Das Kloster Santa Maria la Real de Obona liegt auf dem ältesten Jakobsweg Camino Primitivo von Oviedo nach Lugo zwischen Tineo und Campiello.
Das Monasterium wurde am 17. Januar 780 gegründet und ist damit eines der frühsten Bauten des spanischen Mittelalters. Gegründet hat es Prinz Adelgaster, ein unehelicher Sohn von König Silo. Sein heutiger Bau ist aber aus dem 13. Jh.
Heute halb verfallen, einst ein kulturelles Zentrum
Die Mönche des Kloster von Obona lebten in einem wichtigen kulturellen Zentrum abgeschieden in der Sierra, verstanden sich auf Latein und Philosophie genauso wie auf Ackerbau und Viehzucht. Fruchtbar ist das Gebiet allemahl, daher auch der Name: Obona kommt von Agua Buena (gutes Wasser).

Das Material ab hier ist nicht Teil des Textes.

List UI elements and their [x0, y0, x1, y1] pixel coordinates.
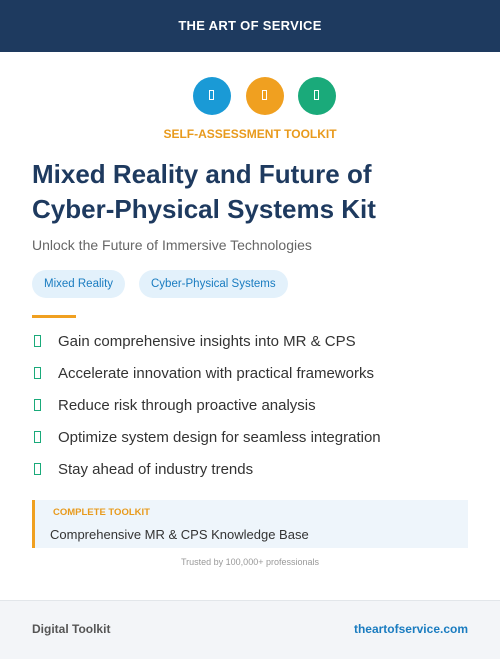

Der dreischiffige Kirchenbau mit seiner romanischen Jesusfigur, die im Raum unter einem Rundbogen hängt, wirkt beeindruckend, doch Besuch bekommt der Innenraum selten. Und das dazugehörige Grundstück samt Kreuzgang ist leicht verfallen, was dem beachtlichen Ort aber durchaus Charme verleiht.
Praktische Hinweise zum Kloster Obona
Den Schlüssel, um das Kircheninnere zu besichtigen, bekommt man im nahegelegenen Ort. Einfach in der Bar nachfragen, Ausweis abgeben und nachher bei der Rückgabe wieder an sich nehmen.